How can such a mentality be remotely considered to be in the claimant’s best interests?

FOIL is working with insurers and claimant lawyers to generate a debate surrounding behaviour in multi-track actions. It is our view that the pre-action protocol and the current Civil Procedure Rules toolbox may be more sinner than sinned in that it actually encourages duplication, delay and front-loading without real accountability.

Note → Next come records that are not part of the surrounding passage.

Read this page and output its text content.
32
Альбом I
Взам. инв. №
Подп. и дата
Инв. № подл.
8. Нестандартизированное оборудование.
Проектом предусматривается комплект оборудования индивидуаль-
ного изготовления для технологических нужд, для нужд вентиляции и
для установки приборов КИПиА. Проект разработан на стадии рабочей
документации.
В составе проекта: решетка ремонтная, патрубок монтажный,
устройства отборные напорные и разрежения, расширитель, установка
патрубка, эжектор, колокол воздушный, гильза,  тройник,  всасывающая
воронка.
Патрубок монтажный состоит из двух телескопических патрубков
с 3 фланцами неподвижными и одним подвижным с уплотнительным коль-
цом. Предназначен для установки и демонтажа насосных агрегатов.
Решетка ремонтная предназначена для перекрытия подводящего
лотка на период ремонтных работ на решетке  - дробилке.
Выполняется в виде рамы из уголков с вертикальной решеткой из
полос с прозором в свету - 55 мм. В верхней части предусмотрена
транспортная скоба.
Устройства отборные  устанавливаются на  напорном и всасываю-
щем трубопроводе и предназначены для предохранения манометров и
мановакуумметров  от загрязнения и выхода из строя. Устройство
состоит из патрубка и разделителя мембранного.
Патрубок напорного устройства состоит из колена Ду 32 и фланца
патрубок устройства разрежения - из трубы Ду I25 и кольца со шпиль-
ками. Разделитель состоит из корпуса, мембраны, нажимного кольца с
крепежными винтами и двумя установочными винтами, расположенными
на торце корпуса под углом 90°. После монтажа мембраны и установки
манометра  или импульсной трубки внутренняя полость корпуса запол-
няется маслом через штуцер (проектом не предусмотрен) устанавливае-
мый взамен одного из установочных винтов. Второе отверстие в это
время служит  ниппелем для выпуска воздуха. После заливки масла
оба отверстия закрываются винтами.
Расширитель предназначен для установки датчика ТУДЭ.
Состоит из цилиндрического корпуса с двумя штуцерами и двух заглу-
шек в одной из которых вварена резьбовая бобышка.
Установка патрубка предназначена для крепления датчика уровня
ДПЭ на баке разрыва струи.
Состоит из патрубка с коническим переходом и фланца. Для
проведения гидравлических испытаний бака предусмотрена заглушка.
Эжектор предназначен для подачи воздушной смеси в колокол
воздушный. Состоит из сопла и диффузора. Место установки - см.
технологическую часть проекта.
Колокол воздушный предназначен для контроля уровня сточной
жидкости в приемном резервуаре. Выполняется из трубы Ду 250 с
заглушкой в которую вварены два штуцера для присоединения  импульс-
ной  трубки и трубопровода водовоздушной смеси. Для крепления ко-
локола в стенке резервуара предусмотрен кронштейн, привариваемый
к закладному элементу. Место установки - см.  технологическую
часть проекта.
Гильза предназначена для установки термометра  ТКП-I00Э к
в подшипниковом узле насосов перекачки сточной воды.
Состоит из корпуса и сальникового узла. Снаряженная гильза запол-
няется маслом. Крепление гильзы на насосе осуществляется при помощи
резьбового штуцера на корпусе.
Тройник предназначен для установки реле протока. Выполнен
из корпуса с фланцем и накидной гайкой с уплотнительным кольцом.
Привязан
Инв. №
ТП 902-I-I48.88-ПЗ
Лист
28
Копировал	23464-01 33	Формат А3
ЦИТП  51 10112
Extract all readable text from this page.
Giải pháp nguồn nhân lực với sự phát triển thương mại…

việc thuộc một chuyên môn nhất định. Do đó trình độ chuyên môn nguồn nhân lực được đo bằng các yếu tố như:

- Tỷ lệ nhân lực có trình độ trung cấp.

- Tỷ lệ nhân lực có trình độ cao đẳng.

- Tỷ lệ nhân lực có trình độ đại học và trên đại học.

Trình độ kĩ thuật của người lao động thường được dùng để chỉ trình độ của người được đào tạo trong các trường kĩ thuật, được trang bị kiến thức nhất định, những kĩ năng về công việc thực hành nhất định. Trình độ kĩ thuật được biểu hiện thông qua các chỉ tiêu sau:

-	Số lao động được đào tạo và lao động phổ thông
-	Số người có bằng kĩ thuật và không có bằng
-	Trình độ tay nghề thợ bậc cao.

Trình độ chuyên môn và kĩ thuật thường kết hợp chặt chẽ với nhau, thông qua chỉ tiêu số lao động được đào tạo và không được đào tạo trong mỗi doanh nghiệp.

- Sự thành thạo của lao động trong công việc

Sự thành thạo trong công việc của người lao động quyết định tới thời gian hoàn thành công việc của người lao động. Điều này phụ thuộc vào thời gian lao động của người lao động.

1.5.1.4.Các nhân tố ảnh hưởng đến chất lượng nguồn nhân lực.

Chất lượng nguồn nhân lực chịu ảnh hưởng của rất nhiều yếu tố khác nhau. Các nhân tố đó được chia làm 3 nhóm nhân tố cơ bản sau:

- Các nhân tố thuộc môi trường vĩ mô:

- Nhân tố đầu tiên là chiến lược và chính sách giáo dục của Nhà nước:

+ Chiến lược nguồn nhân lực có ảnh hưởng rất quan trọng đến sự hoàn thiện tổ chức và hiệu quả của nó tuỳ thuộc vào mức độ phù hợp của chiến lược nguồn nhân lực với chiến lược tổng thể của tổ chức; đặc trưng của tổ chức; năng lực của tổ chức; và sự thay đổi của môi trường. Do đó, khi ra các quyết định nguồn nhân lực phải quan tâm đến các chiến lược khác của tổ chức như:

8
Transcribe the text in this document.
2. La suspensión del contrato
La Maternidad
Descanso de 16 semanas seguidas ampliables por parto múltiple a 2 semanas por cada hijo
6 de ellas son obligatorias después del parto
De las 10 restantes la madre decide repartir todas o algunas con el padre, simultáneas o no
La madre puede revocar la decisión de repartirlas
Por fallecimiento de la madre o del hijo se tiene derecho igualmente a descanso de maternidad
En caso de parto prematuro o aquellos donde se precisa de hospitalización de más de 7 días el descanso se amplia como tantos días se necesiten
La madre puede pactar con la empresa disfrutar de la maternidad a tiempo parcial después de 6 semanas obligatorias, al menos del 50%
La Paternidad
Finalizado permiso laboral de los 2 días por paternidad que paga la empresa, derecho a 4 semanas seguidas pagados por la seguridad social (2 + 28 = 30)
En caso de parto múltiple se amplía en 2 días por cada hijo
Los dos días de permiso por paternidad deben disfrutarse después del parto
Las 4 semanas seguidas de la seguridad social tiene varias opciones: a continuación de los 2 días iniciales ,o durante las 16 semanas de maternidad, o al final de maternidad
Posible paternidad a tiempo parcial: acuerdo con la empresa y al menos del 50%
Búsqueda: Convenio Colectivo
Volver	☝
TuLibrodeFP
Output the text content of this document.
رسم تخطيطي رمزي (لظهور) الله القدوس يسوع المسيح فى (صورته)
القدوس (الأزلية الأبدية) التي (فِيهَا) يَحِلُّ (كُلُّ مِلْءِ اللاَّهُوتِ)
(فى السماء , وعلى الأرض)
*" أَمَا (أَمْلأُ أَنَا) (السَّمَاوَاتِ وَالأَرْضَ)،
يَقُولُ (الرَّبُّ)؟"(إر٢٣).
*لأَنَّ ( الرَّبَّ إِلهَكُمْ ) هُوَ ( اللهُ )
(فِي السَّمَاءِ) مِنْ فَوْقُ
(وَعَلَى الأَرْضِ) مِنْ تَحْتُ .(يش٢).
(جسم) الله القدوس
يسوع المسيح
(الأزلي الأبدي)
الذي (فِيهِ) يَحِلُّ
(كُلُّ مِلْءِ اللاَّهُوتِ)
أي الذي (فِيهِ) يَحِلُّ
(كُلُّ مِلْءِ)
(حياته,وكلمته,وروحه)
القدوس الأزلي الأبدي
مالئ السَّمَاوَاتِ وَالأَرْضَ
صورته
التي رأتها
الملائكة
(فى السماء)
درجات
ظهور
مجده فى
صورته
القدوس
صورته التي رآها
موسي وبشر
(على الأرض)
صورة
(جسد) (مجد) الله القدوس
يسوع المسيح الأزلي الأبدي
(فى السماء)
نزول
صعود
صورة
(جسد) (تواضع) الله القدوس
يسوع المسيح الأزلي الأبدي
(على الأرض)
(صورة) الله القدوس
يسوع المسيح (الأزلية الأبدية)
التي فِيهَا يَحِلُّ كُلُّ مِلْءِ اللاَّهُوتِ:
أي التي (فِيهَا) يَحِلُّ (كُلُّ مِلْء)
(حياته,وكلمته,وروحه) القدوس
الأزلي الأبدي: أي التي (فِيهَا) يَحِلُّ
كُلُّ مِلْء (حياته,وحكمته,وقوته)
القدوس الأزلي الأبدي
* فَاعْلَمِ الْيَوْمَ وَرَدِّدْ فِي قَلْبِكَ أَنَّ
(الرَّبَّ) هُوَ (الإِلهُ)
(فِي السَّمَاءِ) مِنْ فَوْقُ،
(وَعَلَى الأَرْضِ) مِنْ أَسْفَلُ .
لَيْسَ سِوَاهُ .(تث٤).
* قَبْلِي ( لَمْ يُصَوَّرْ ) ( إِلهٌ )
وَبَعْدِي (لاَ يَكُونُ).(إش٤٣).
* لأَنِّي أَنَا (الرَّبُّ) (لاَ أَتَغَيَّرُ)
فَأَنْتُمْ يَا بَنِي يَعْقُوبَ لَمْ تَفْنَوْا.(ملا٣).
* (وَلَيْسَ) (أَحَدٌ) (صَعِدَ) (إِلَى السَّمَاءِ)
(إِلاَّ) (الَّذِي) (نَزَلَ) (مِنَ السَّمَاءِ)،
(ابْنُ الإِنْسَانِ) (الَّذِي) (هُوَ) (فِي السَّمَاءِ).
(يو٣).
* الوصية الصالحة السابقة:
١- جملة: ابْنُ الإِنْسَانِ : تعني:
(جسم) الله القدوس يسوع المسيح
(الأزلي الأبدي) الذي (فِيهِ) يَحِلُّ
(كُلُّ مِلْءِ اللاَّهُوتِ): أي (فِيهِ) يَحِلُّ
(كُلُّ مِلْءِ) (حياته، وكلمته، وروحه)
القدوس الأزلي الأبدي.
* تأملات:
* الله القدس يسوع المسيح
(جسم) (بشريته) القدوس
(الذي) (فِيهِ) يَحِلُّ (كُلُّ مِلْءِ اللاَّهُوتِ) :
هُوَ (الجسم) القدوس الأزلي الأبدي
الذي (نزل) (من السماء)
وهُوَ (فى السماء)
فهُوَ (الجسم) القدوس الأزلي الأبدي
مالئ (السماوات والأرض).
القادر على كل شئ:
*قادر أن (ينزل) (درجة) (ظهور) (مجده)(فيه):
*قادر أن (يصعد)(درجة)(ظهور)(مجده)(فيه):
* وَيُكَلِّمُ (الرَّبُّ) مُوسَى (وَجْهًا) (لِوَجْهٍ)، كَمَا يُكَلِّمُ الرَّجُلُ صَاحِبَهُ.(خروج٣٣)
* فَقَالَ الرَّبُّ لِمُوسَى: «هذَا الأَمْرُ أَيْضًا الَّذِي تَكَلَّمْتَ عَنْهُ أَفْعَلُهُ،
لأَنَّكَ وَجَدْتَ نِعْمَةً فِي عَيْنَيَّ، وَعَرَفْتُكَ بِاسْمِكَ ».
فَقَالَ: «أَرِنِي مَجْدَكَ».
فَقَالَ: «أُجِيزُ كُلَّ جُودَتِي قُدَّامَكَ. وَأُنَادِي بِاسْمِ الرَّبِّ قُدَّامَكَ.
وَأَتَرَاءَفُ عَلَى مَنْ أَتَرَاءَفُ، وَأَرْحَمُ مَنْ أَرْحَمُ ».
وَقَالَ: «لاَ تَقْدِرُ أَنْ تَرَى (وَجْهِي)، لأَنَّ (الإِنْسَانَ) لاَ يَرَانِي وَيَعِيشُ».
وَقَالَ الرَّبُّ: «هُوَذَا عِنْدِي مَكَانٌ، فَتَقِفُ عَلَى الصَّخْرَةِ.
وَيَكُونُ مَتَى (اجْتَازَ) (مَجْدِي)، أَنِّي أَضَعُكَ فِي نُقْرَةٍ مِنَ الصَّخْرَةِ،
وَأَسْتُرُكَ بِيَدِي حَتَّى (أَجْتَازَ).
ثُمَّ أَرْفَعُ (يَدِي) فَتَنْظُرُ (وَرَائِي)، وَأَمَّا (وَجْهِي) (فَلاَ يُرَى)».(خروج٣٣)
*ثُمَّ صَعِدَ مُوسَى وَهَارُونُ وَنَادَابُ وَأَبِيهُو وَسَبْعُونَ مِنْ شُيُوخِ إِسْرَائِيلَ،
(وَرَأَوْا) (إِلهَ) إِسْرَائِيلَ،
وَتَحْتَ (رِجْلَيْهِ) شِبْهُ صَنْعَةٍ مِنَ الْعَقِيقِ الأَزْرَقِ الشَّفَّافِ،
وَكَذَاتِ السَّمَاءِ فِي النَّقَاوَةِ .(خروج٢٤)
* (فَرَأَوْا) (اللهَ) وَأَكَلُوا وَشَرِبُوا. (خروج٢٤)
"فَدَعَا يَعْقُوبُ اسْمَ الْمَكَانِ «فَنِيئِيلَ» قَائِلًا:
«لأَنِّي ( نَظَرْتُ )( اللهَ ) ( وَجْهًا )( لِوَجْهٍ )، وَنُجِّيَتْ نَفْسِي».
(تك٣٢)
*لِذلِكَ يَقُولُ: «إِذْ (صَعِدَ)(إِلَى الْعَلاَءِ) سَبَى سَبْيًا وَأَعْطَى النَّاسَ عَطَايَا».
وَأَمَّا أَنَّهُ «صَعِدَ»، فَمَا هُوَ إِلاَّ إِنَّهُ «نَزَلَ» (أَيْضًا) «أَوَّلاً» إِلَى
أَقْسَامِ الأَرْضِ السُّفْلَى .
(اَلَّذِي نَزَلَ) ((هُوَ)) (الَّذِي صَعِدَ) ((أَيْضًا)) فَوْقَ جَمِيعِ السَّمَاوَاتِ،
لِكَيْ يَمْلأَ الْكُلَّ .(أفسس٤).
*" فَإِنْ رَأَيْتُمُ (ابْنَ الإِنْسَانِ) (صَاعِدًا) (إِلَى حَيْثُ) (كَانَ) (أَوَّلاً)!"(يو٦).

I would like to see concepts of project management and time-based strategic planning coming into the claims process for more serious cases (those involving future loss) to encourage a task-based claims culture.

Unless there is progress in this area we can see real risks of satellite litigation and return to the trenches. The loser will be the claimant and all those who pay the indirect taxation called insurance premiums.

The challenge for all sides will be how they advance what was started five years ago by Lord Justice Woolf. He has shown what can be achieved by "ripping up the established claims manual". However, the reforms have been hijacked by vested interests and watered down by lack of resource. The gauntlet for all stake-holders will be how to move these good intentions on rehab forward without adding to the cost burden that ultimately we all bear through higher premiums.

Andrew Underwood is a partner at Keoghs and the president of FOIL.